Bowdoin is the first small college to sell a so-called “century bond,” but several large universities have already done so.
The Chronicle of Higher Education reported that MIT, which secured $750 million through a century bond earlier this year, would use its funds for large new capital projects, including a new environmental studies center and a performing arts center.
The Ohio State University will finance the construction of a new hospital with funds raised from a century bond, according to the Wall Street Journal.
Bowdoin will resist the urge to spend large sums on new buildings, despite projects going on elsewhere in the NESCAC. The construction of a new library is underway at Williams College, and Amherst College has broken ground on a science center, estimated to cost $200 million.
Mills said that projects at Bowdoin’s peer schools would not prompt the College to spend lavishly on new buildings.
“I don’t care.

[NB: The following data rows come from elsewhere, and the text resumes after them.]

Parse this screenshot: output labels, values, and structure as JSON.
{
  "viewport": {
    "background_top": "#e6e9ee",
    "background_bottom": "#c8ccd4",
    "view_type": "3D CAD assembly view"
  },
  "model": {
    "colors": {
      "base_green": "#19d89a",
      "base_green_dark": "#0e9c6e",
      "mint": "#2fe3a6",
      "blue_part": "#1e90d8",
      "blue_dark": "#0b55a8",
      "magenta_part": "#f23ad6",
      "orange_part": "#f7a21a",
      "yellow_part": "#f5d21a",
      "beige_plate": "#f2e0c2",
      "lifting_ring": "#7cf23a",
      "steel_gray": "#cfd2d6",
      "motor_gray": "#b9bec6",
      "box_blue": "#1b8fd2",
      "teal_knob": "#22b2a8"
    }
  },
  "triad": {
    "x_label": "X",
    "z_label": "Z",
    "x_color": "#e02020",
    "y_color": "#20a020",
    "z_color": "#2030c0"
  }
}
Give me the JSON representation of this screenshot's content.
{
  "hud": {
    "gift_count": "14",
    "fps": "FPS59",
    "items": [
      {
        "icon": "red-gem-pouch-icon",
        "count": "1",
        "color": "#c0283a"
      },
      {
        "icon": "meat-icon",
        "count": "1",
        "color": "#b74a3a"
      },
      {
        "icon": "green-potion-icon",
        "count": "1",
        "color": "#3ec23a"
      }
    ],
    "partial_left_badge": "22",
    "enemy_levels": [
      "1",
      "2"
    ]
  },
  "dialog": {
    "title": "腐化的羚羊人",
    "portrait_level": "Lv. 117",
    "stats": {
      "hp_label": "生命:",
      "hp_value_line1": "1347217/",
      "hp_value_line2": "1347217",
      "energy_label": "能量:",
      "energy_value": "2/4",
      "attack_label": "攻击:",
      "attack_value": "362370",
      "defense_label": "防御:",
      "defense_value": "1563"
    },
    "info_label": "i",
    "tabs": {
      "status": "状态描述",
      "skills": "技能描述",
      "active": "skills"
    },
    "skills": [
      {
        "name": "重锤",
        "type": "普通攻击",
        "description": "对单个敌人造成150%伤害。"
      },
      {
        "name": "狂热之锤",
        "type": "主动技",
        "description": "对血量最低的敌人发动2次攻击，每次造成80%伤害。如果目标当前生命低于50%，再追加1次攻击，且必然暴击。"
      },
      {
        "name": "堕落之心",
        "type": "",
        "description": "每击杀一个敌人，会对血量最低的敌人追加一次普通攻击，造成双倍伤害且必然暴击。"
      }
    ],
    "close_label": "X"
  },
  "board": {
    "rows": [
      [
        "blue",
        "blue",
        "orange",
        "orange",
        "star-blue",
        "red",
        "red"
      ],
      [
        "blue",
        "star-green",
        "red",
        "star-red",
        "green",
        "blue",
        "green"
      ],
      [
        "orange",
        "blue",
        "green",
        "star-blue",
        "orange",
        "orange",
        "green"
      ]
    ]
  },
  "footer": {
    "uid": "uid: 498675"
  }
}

We’re not in an arms race,” he said. “We need to be innovative without building new buildings.”
Longley acknowledges the possibility of new buildings in the future, but says the century bond sale has nothing to do with them.
“There will be planning, invariably, for the next big projects. What those projects are hasn’t been defined yet,” Longley said. “Still under consideration is the need for a new humanities building, what to do with the Brunswick Apartments—whether to renovate them or replace them. Those are two things that often get mentioned that were not funded by this bond.”